Melting pot or salad bowl?

Article published on March 6, 2006
Article published on March 6, 2006

This article has not been vetted by an editor at Paris HQ

What is the difference between melting pot and multiculturalism? How can we manage this diversity in Europe?

How was multiculturalism born?

The melting pot is at the origins of multiculturalism. It is considered to be the historic foundation of American integration policy, and represents society as a giant pestle and mortar, where cultural origins and differences were crushed and blended. Many saw the melting pot as the model to follow for all multi-ethnic societies. But after a time, the blend started to go bad. This is when multiculturalism imposed itself as the new recipe for western societies, looking for effective and painless solutions to get out of the cultural impasse represented by the small-minded attitude to culture. The uniform dish has given way to a colourful mixed salad where ingredients live together, each one keeping its own unique taste.

How can you define it?

Multiculturalism is a political strategy for managing interethnic relations, based on the value and respect of differences in customs, culture, religion or ethnicity. Multiculturalism came to the fore in the 1980s, and was progressively implemented in the United States then in Europe, but its roots go back to the 1960s. At that time, problems of ‘difference’ started to emerge in western societies, further propelled by the rejection in the late sixties of traditional culture and consequences of decolonisation. The escalating phenomena of migration and globalisation put an end to the culture of the unique in favour of a real culture of differences.

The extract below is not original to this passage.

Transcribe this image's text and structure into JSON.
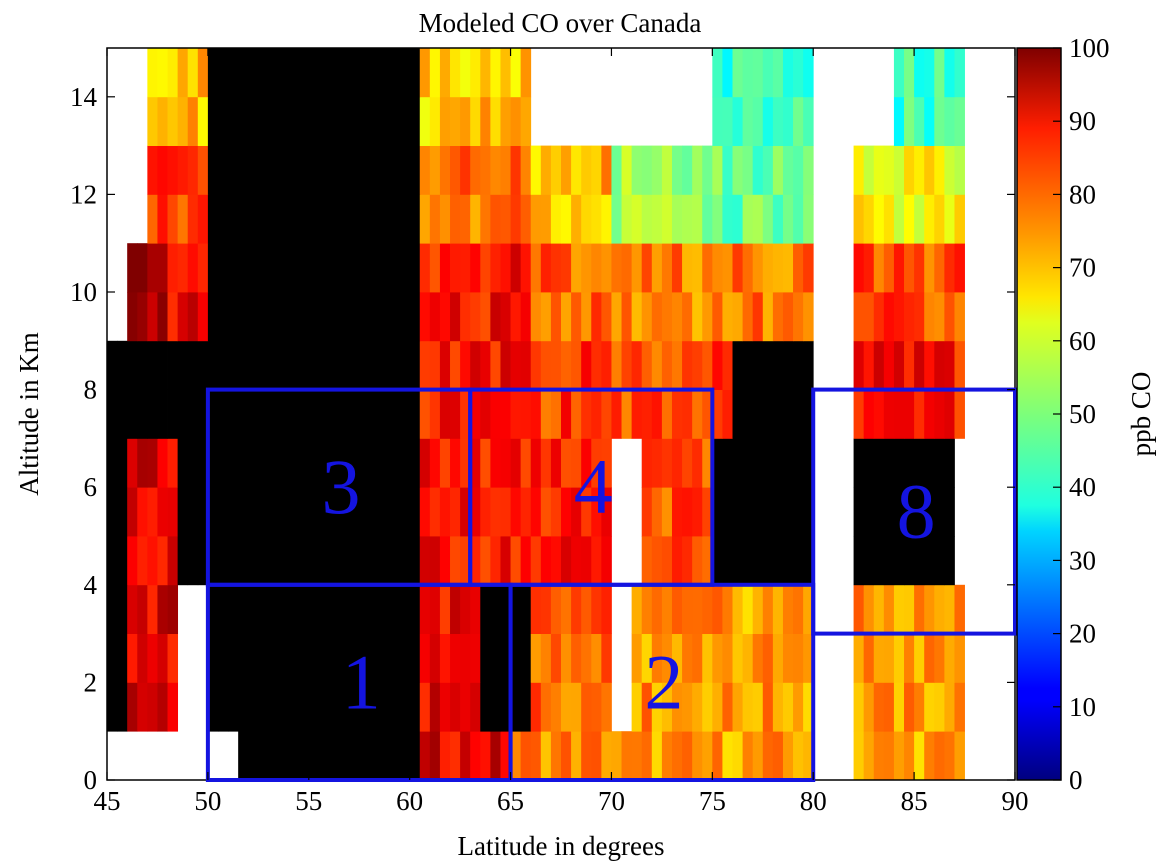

What is the main significance of the concept of multiculturalism in intellectual debate?

For the American historian, Francis Fukuyama, ‘good multiculturalism’ is a kind of “corporate multiculturalism”. It is based on spreading identical consumer habits across different lifestyles of various social, ethnic and cultural groups. Italian political scientist, Giovanni Sartori, is not of this opinion. For him, by definition multiculturalism is ‘bad’ as it builds a society based on separate identities, creating ghettos. Sartori proposes the ‘European model of pluralism and tolerance’ as an alternative, presented as the ‘correct management of diversity’.

What is the European Union doing to improve the integration of immigrants?

The EU programme ‘integration of third country nationals’ finances and promotes integration initiatives targeting those who are not members of the EU25. This project aims to encourage dialogue in civil society, develop integration models, and spread and highlight the best initiatives regarding integration. The EU member states have contributed 5 million euros for this project. At the same time, the EU has collated an ‘integration manual’ which explains government and public authority practices in Europe, in the areas of training, political participation and inter-religious dialogue. The manual, presented at the end of 2004, underlines the necessity to include unions, foreigner associations and employers.

What are the European integration models?

Europe switches between two models, the French ‘assimilation’ model, and the Anglo-Saxon ‘multicultural’ one. Both are going through a crisis. The first one practices integration based on trade; there is an exchange of citizenship for religious discretion (for example, in France, the Muslim veil is prohibited in schools). British multicultural policy gives freedom to minorities in the form of ‘collective rights’ to allow a harmonious coexistence between different ethnic and religious groups inside a liberal and tolerant political society.

How have they failed? In France, many second and third generation French people refuse the old-style republican assimilation method. This trend is proven, among other things, by the riots in French suburbs last November or the protests against the 2004 law banning the Muslim veil. In Britain, many Muslim groups do not feel represented by state laws, creating hostile and isolated minorities. British public opinion could be summed up by a phrase from the chair of the Commission for Racial Equality, Trevor Philips, “multiculturalism does not mean that everyone can do as they want in the name of their culture.”